Last week, Meta announced that it had chosen Spain to spearhead its Metaverse ambitions and enhance its existing mixed reality (VR) platforms, including Horizon Worlds, Workrooms, and Venues.
As part of its European expansion, Meta is developing new high-skilled jobs, supporting local entrepreneurs and tech businesses, as well as investing in digital infrastructures.
In a Linkedin update, Meta’s Vice President of Cross-Meta Products and Infrastructure, Javier Olivan, said,
“I believe Spain can be at the forefront of European tech and [Spain] is already building strong tech hubs with plenty of entrepreneurial and tech talent throughout the country. This is why we are putting Spain at the heart of our companys future, with a significant investment in people and infrastructure.”
Big Investment Plans
Meta is investing in highly-skilled jobs in the Spanish region, and according to Olivan, the Menlo Park-based firm will recruit roughly 2,000 individuals over the next five years as well as construct the “world’s first” Meta Lab in Madrid during the recruitment stage.
The Meta Lab will provide a physical space for remote workers to gather and receive support from local tech start-ups and entrepreneurs. Meta is also creating a new data centre in Castilla La Mancha.
The company is also building the “world’s first” petabit sub-sea cable to improve local digital infrastructures — this will also boost the connectivity for the entire local tech sector, added Olivan.
The Vice-President added,
“We’re helping build the Metaverse, a new phase of the internet, built around interconnected virtual experiences that can unlock access to new creative social and economic opportunities”

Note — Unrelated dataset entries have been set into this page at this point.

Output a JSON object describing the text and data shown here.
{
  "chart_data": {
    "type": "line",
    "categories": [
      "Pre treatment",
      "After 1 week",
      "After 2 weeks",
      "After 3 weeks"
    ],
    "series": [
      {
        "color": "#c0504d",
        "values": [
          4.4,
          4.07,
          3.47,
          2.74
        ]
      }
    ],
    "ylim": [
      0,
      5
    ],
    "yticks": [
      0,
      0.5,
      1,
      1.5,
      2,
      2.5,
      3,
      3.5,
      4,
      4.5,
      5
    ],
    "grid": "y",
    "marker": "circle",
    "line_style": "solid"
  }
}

Meta Quest users can access the Horizon Metaverse platform via Venues and Workrooms on the Oculus app store. The news comes after Meta launched Horizon Worlds for select users in the United States (US) and Canada in December last year.
Expanding into Europe
According to an official blog post, Meta’s expansion will enable collaboration between local academia and government bodies.
The news comes after Meta pledged to roughly 10,000 employees from the European Union (EU) to help the firm develop its Horizon Metaverse platform.
Despite this, Meta faces challenges in its journey to develop solutions for the Metaverse in the EU after threatening for a second time to withdraw from the EU if regulators failed to allow the company to transfer user data to the US.